Sebelum boarding, Nakula kembali pada Nisaka. Gadis itu menunggunya di depan restoran. Matanya memerah dengan air mata yang terus bercucuran. Hal terberat yang membuatnya dilema saat beasiswanya disetujui adalah meninggalkan Nisaka sendirian. Sahabatnya akan kembali kesepian dan Nakula tidak menyukai fakta itu. Namun, sekali lagi, logika memaksanya untuk belajar dewasa dan mempertahankan keyakinannya untuk tetap pergi.

“Sa,” panggil Nakula seraya menyentuh lengan gadis itu. Diremasnya cekalan tangannya seraya menatap lekat Nisaka. “Jaga diri lo baik-baik.”

Nisaka mengangguk cepat. Tanpa bisa dicegah, sahabatnya itu langsung melemparkan diri ke dalam pelukannya. Sulit untuk tidak menangisi perpisahan ini, sebab mata Nakula langsung berkaca-kaca. Dia juga sudah memaafkan kebejatannya semalam.

“Maafin gue, Sa. Semalam … gue bejat banget,” ucap Nakula rendah, takut terdengar papa-mamanya yang kini berdiri beberapa meter di dekat mereka.

“Nakula Adhitama, gue maafin karena kita sama-sama nggak sadar. Lo juga jaga diri baik-baik. Jangan sakit. Jangan makan kepiting sembarangan. Nggak boleh ngobat, apalagi mabuk di tempat nggak aman. Jangan lupa sering-sering telepon gue dari sana. Gue bakal kangen berat sama lo, La.” Nisaka terisak pelan, bahkan pelukannya semakin mengerat.

Sayangnya, suara pengumuman yang menyatakan bahwa penumpang harus segera boarding memaksa Nakula melepaskan pelukan mereka. Matanya memburam, terlebih saat melihat sosok rapuh Nisaka di depannya.

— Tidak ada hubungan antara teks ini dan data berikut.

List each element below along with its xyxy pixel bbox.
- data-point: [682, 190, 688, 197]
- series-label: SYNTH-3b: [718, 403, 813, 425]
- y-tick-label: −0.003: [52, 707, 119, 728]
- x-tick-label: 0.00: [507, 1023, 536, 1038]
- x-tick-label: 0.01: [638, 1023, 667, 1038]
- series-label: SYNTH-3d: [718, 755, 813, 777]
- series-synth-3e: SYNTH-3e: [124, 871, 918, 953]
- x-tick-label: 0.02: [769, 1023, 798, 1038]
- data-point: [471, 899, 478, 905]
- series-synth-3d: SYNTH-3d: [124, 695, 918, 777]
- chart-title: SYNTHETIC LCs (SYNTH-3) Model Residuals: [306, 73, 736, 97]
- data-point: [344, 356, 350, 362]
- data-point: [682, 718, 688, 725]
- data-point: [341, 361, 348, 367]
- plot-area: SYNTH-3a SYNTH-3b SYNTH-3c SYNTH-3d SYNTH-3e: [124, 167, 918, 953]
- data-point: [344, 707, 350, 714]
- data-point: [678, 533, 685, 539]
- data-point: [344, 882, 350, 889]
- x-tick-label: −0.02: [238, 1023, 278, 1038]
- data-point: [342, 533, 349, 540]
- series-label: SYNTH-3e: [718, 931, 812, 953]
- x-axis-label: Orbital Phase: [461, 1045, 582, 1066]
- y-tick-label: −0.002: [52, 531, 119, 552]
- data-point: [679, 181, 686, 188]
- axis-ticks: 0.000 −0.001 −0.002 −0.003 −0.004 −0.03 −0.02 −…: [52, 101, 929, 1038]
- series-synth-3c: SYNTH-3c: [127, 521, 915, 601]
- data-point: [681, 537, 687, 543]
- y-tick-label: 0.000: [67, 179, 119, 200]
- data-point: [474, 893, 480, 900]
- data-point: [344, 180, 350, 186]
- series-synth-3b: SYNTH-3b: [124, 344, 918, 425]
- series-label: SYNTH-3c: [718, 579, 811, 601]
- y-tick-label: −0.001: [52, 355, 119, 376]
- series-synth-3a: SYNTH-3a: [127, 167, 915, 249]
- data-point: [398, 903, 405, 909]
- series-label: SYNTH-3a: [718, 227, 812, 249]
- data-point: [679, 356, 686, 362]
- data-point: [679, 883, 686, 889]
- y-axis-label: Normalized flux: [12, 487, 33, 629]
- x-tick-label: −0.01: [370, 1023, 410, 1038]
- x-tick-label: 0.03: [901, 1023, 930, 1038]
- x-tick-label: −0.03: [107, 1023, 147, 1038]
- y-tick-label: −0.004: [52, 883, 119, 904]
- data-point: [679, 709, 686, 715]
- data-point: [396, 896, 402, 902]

“Gue juga bakal kangen sama lo, Sa. Inget, lo harus bersosialisasi. Jangan lemah, apalagi diem aja kalau ditindas. Gue lagi nggak bisa belain lo, jadi lo harus bela diri lo sendiri.” Nakula terdiam sejenak. Menarik napasnya dalam-dalam. “Tapi, gue tetap minta maaf atas kesalahan-kesalahan gue, Sa. Gue … berangkat.”

Nisaka mengangguk lemah. Ketika akhirnya cekalannya terlepas, sesuatu yang kosong dan salah langsung terasa. Susah payah Nakula melangkah memasuki ruang check-in bandara. Berusaha keras untuk tidak berbalik menatap orang tuanya, terlebih sang sahabat yang terisak semakin kencang.

Ketika akhirnya dia sendiri di dalam pesawat, menatap nanar hamparan lajur bandara yang luas dan kosong, Nakula tidak bisa kembali lagi. Tekadnya bulat untuk meninggalkan negaranya, Nisaka, dan kesalahannya malam tadi. Nakula hanya berharap, sahabatnya baik-baik saja di sini dan bahagia dengan apa pun yang dia pilih.